Mme la présidente. La parole est à M. le ministre délégué.

M. Mathieu Lefèvre, ministre délégué auprès de la ministre de la transition écologique, de la biodiversité et des négociations internationales sur le climat et la nature, chargé de la transition écologique. Monsieur le sénateur Patient, je tiens d’abord à réaffirmer toute la confiance du Gouvernement envers l’ONF, en particulier la délégation territoriale de Guyane, qui exerce des missions essentielles dans un contexte difficile.

Comme vous le savez, l’ONF gère plus de 6 millions d’hectares de forêts publiques en outre-mer, répartis sur cinq territoires, dont la majeure partie est située en Guyane.

En Guyane, l’ONF fait d’abord face à des défis d’ordre environnemental. Il s’agit à la fois de préserver un écosystème fragile, riche en biodiversité, de protéger un stock majeur de carbone et de lutter contre le dépérissement des forêts lié aux effets du changement climatique. Pour ce faire, l’ONF doit travailler main dans la main avec les forestiers, pour garantir des pratiques d’exploitation forestière qui soient respectueuses des sols.

Les défis sont environnementaux, mais ils sont aussi économiques. L’ONF accompagne évidemment le développement de la filière bois, en planifiant les coupes d’arbres avec les exploitants forestiers.

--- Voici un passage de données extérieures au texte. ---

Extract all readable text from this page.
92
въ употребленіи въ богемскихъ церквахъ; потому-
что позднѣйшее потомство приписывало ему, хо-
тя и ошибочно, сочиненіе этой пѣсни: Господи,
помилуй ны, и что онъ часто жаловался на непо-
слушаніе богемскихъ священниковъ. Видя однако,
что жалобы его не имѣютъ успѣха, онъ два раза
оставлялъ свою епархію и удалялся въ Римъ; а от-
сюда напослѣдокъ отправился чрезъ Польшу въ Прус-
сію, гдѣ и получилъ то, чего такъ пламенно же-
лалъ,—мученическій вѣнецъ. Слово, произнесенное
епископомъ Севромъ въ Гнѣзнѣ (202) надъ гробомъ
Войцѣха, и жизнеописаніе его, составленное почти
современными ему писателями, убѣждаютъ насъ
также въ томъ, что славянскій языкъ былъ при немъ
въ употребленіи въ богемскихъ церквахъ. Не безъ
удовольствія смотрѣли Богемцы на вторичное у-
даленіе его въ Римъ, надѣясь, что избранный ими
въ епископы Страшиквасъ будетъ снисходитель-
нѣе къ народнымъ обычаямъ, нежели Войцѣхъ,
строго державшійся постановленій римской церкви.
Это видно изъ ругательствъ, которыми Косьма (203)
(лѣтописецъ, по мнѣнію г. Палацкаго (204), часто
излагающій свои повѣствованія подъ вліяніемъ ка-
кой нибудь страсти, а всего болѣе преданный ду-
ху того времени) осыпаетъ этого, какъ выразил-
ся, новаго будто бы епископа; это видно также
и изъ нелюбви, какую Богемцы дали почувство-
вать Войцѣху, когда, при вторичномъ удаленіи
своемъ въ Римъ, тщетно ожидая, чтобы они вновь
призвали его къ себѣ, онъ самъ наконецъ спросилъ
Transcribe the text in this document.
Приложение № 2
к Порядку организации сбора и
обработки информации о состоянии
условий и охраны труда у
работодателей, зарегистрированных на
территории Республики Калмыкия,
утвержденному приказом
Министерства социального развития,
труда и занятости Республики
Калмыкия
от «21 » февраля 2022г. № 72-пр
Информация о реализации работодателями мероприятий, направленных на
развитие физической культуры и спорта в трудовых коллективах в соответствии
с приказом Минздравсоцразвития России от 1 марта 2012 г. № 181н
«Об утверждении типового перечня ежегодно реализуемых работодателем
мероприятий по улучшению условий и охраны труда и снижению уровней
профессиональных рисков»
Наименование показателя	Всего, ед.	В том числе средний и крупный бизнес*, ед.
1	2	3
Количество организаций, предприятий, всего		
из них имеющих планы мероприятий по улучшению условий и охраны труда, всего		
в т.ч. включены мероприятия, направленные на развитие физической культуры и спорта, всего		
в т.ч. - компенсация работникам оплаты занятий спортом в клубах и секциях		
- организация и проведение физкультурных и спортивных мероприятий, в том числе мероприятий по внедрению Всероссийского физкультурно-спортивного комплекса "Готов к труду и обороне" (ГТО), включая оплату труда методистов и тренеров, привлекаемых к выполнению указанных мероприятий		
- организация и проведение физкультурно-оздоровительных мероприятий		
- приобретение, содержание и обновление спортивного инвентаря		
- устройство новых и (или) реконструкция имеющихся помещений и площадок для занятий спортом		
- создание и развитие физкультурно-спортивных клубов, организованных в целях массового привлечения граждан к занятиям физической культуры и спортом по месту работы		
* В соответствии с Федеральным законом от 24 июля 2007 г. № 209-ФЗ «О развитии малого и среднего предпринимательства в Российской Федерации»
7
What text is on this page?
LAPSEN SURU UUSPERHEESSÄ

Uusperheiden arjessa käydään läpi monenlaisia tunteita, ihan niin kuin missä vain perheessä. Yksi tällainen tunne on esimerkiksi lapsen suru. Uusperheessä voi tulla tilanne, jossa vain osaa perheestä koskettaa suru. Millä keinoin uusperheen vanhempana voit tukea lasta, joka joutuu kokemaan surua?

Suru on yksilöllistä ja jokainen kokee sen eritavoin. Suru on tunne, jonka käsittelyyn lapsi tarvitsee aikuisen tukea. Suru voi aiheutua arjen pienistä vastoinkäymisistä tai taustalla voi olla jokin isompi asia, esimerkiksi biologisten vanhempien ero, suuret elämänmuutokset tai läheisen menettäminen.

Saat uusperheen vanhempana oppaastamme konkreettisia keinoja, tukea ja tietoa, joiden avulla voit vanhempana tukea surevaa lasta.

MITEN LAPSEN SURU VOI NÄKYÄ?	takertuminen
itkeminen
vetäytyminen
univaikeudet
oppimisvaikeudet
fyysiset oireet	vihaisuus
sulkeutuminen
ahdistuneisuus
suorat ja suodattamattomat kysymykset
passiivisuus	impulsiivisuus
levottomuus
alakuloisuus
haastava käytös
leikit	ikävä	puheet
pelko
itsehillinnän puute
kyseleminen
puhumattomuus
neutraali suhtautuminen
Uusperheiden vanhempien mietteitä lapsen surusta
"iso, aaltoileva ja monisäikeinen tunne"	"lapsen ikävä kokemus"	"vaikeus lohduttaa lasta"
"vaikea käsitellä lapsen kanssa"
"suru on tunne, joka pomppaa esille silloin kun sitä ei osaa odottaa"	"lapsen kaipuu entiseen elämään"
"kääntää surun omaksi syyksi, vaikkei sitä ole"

À cet égard, l’augmentation du volume prélevé passe par le développement de pistes forestières permettant l’accès à de nouvelles parcelles.

Pour permettre à l’agence d’exercer pleinement son rôle d’accompagnement de la filière bois, la ministre de la transition écologique Monique Barbut a annoncé, lors de son déplacement en Guyane, une augmentation très importante des effectifs à hauteur de 30 équivalents temps plein.

Monsieur le sénateur, le Gouvernement est très attentif aux comportements que vous avez évoqués. Il veillera naturellement à ce que l’opérateur puisse exercer ses missions avec la plus grande diligence et dans le plus grand respect.

Par conséquent, tout comportement individuel allant à l’encontre de ces principes ne saurait être toléré et toutes les mesures nécessaires seront prises.

Cela étant, je tiens à réitérer la confiance du Gouvernement dans l’ONF et dans sa délégation territoriale qui, je le répète, exerce des missions essentielles dans un contexte difficile.

Mme la présidente. La parole est à M. Georges Patient, pour la réplique.

M. Georges Patient. Monsieur le ministre, je vous remercie de votre réponse, mais je n’en suis pas satisfait, car elle était tout à fait à côté du sujet.

nématode du pin dans les landes : quelles garanties de l’état ?

Mme la présidente. La parole est à Mme Monique Lubin, auteure de la question n° 874, adressée à Mme la ministre de l’agriculture, de l’agro-alimentaire et de la souveraineté alimentaire.

Mme Monique Lubin. Monsieur le ministre, un fléau microscopique menace aujourd’hui l’un des piliers économiques, écologiques et culturels de notre territoire : la forêt des Landes.

Le nématode du pin, détecté pour la première fois en France à l’automne dernier à Seignosse, constitue un danger sanitaire majeur pour l’ensemble du massif forestier landais.

Face à cette menace, des mesures d’abattage massif ont été décidées, incluant la coupe obligatoire de résineux, y compris d’arbres sains, dans un rayon de 500 mètres autour des foyers identifiés.

Si la nécessité de lutter efficacement contre la propagation du parasite est largement partagée par les acteurs de la filière sylvicole, les modalités de mise en œuvre de cette stratégie suscitent une vive inquiétude.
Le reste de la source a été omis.